A really easy way to prevent cavities is to brush and floss immediately following a meal or snack. Also, limiting sugars and carbohydrates will vastly improve your chances of keeping your enamel strong. If you can’t brush or floss, chew sugar-free gum to stimulate saliva production (saliva neutralizes acid), and drink water to wash away food particles. Limit acidic food and drinks like citrus and wine, and if you have acid reflux, then get it checked out by your physician. Any type of carbonated beverage, even plain seltzer, erodes your enamel. If you absolutely can’t give these drinks up, then at least drink them through a straw to limit the exposure to your teeth.

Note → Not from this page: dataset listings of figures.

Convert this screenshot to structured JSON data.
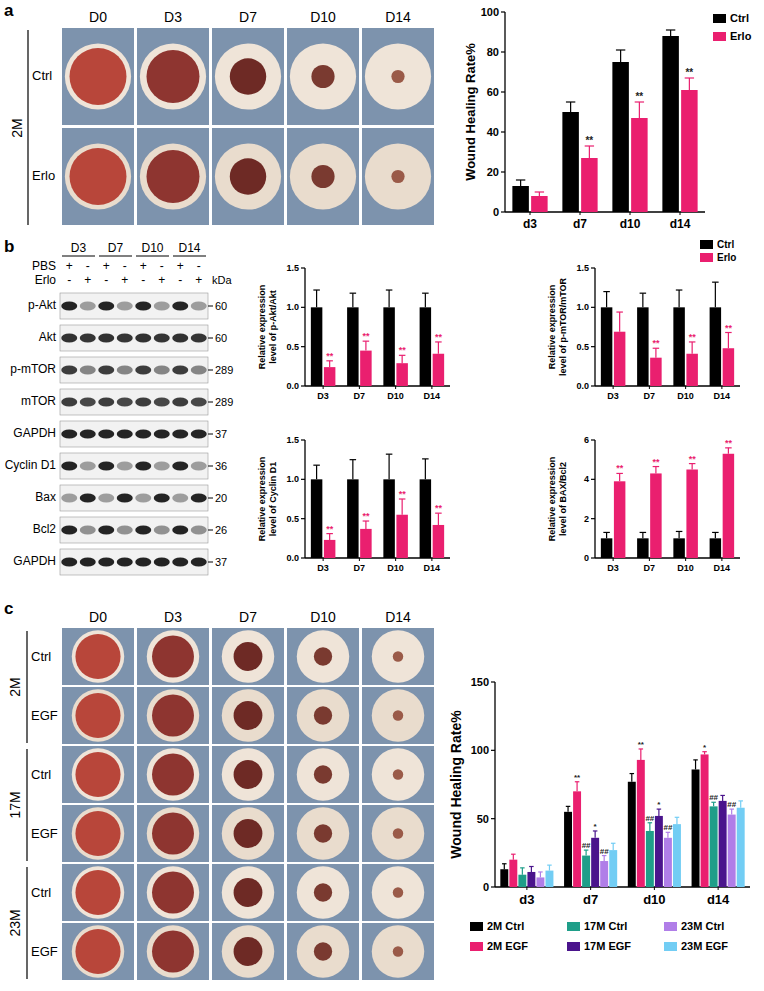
{
  "chart_data": [
    {
      "type": "bar",
      "y_label": "Wound Healing Rate%",
      "categories": [
        "d3",
        "d7",
        "d10",
        "d14"
      ],
      "ylim": [
        0,
        100
      ],
      "yticks": [
        0,
        20,
        40,
        60,
        80,
        100
      ],
      "legend": "top-right",
      "series": [
        {
          "name": "Ctrl",
          "color": "#000000",
          "values": [
            13,
            50,
            75,
            88
          ],
          "errors": [
            3,
            5,
            6,
            3
          ]
        },
        {
          "name": "Erlo",
          "color": "#ea1f6f",
          "values": [
            8,
            27,
            47,
            61
          ],
          "errors": [
            2,
            6,
            8,
            6
          ],
          "annotations": [
            null,
            "**",
            "**",
            "**"
          ]
        }
      ]
    },
    {
      "type": "bar",
      "y_label": "Relative expression level of p-Akt/Akt",
      "categories": [
        "D3",
        "D7",
        "D10",
        "D14"
      ],
      "ylim": [
        0,
        1.5
      ],
      "yticks": [
        {
          "value": 0,
          "label": "0.0"
        },
        {
          "value": 0.5,
          "label": "0.5"
        },
        {
          "value": 1,
          "label": "1.0"
        },
        {
          "value": 1.5,
          "label": "1.5"
        }
      ],
      "series": [
        {
          "name": "Ctrl",
          "color": "#000000",
          "values": [
            1,
            1,
            1,
            1
          ],
          "errors": [
            0.22,
            0.18,
            0.22,
            0.18
          ]
        },
        {
          "name": "Erlo",
          "color": "#ea1f6f",
          "values": [
            0.24,
            0.45,
            0.29,
            0.41
          ],
          "errors": [
            0.08,
            0.12,
            0.1,
            0.15
          ],
          "annotations": [
            "**",
            "**",
            "**",
            "**"
          ]
        }
      ]
    },
    {
      "type": "bar",
      "y_label": "Relative expression level of p-mTOR/mTOR",
      "categories": [
        "D3",
        "D7",
        "D10",
        "D14"
      ],
      "ylim": [
        0,
        1.5
      ],
      "yticks": [
        {
          "value": 0,
          "label": "0.0"
        },
        {
          "value": 0.5,
          "label": "0.5"
        },
        {
          "value": 1,
          "label": "1.0"
        },
        {
          "value": 1.5,
          "label": "1.5"
        }
      ],
      "legend": "top-right",
      "series": [
        {
          "name": "Ctrl",
          "color": "#000000",
          "values": [
            1,
            1,
            1,
            1
          ],
          "errors": [
            0.2,
            0.18,
            0.22,
            0.32
          ]
        },
        {
          "name": "Erlo",
          "color": "#ea1f6f",
          "values": [
            0.69,
            0.36,
            0.41,
            0.48
          ],
          "errors": [
            0.25,
            0.12,
            0.15,
            0.2
          ],
          "annotations": [
            null,
            "**",
            "**",
            "**"
          ]
        }
      ]
    },
    {
      "type": "bar",
      "y_label": "Relative expression level of Cyclin D1",
      "categories": [
        "D3",
        "D7",
        "D10",
        "D14"
      ],
      "ylim": [
        0,
        1.5
      ],
      "yticks": [
        {
          "value": 0,
          "label": "0.0"
        },
        {
          "value": 0.5,
          "label": "0.5"
        },
        {
          "value": 1,
          "label": "1.0"
        },
        {
          "value": 1.5,
          "label": "1.5"
        }
      ],
      "series": [
        {
          "name": "Ctrl",
          "color": "#000000",
          "values": [
            1,
            1,
            1,
            1
          ],
          "errors": [
            0.18,
            0.25,
            0.32,
            0.26
          ]
        },
        {
          "name": "Erlo",
          "color": "#ea1f6f",
          "values": [
            0.23,
            0.37,
            0.55,
            0.42
          ],
          "errors": [
            0.08,
            0.1,
            0.2,
            0.15
          ],
          "annotations": [
            "**",
            "**",
            "**",
            "**"
          ]
        }
      ]
    },
    {
      "type": "bar",
      "y_label": "Relative expression level of BAX/Bcl2",
      "categories": [
        "D3",
        "D7",
        "D10",
        "D14"
      ],
      "ylim": [
        0,
        6
      ],
      "yticks": [
        0,
        2,
        4,
        6
      ],
      "series": [
        {
          "name": "Ctrl",
          "color": "#000000",
          "values": [
            1,
            1,
            1,
            1
          ],
          "errors": [
            0.3,
            0.3,
            0.35,
            0.3
          ]
        },
        {
          "name": "Erlo",
          "color": "#ea1f6f",
          "values": [
            3.9,
            4.3,
            4.5,
            5.3
          ],
          "errors": [
            0.4,
            0.35,
            0.3,
            0.3
          ],
          "annotations": [
            "**",
            "**",
            "**",
            "**"
          ]
        }
      ]
    },
    {
      "type": "bar",
      "y_label": "Wound Healing Rate%",
      "categories": [
        "d3",
        "d7",
        "d10",
        "d14"
      ],
      "ylim": [
        0,
        150
      ],
      "yticks": [
        0,
        50,
        100,
        150
      ],
      "legend": "bottom",
      "series": [
        {
          "name": "2M Ctrl",
          "color": "#000000",
          "values": [
            13,
            55,
            77,
            86
          ],
          "errors": [
            4,
            4,
            6,
            7
          ]
        },
        {
          "name": "2M EGF",
          "color": "#ea1f6f",
          "values": [
            20,
            70,
            93,
            97
          ],
          "errors": [
            4,
            7,
            8,
            2
          ],
          "annotations": [
            null,
            "**",
            "**",
            "*"
          ]
        },
        {
          "name": "17M Ctrl",
          "color": "#1f9e89",
          "values": [
            9,
            23,
            41,
            59
          ],
          "errors": [
            5,
            4,
            6,
            3
          ],
          "annotations": [
            null,
            "##",
            "##",
            "##"
          ]
        },
        {
          "name": "17M EGF",
          "color": "#4a148c",
          "values": [
            11,
            36,
            52,
            63
          ],
          "errors": [
            4,
            5,
            5,
            4
          ],
          "annotations": [
            null,
            "*",
            "*",
            null
          ]
        },
        {
          "name": "23M Ctrl",
          "color": "#b07ee8",
          "values": [
            7,
            19,
            36,
            53
          ],
          "errors": [
            4,
            4,
            4,
            4
          ],
          "annotations": [
            null,
            "##",
            "##",
            "##"
          ]
        },
        {
          "name": "23M EGF",
          "color": "#72cdf4",
          "values": [
            12,
            27,
            46,
            58
          ],
          "errors": [
            4,
            5,
            5,
            5
          ]
        }
      ]
    }
  ],
  "figure": {
    "panel_labels": [
      "a",
      "b",
      "c"
    ],
    "panel_a_photos": {
      "group": "2M",
      "columns": [
        "D0",
        "D3",
        "D7",
        "D10",
        "D14"
      ],
      "rows": [
        "Ctrl",
        "Erlo"
      ]
    },
    "panel_b_blot": {
      "timepoints": [
        "D3",
        "D7",
        "D10",
        "D14"
      ],
      "treatments": [
        {
          "name": "PBS",
          "signs": [
            "+",
            "-",
            "+",
            "-",
            "+",
            "-",
            "+",
            "-"
          ]
        },
        {
          "name": "Erlo",
          "signs": [
            "-",
            "+",
            "-",
            "+",
            "-",
            "+",
            "-",
            "+"
          ]
        }
      ],
      "unit": "kDa",
      "bands": [
        {
          "name": "p-Akt",
          "kda": 60
        },
        {
          "name": "Akt",
          "kda": 60
        },
        {
          "name": "p-mTOR",
          "kda": 289
        },
        {
          "name": "mTOR",
          "kda": 289
        },
        {
          "name": "GAPDH",
          "kda": 37
        },
        {
          "name": "Cyclin D1",
          "kda": 36
        },
        {
          "name": "Bax",
          "kda": 20
        },
        {
          "name": "Bcl2",
          "kda": 26
        },
        {
          "name": "GAPDH",
          "kda": 37
        }
      ]
    },
    "panel_c_photos": {
      "columns": [
        "D0",
        "D3",
        "D7",
        "D10",
        "D14"
      ],
      "groups": [
        {
          "name": "2M",
          "rows": [
            "Ctrl",
            "EGF"
          ]
        },
        {
          "name": "17M",
          "rows": [
            "Ctrl",
            "EGF"
          ]
        },
        {
          "name": "23M",
          "rows": [
            "Ctrl",
            "EGF"
          ]
        }
      ]
    }
  }
}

If you already have acid damage, fluoride can help to strengthen your enamel. Your dentist might prescribe you a high fluoride toothpaste to keep your enamel strong, and there are over-the-counter fluoride rinses you can use. For home care, invest in a Sonicare toothbrush. Unlike other electric toothbrushes, they use a super gentle ultrasonic vibration to remove plaque. They are very thorough, but will not cause gum recession or enamel loss.
When it comes to oral health, there is so much we can do by way of prevention. Tooth decay is part of life and aging, but now that you know how it happens, you’ll be much better equipped to help prevent it. Don’t be mad at mom and dad for misleading you, “Sugar rots your teeth” is a lot easier to tell a child than “the bacteria in your mouth will be using that sugar as a food source, creating acidic byproducts which will then erode your enamel.” Plus, they probably just wanted to steal your Halloween candy.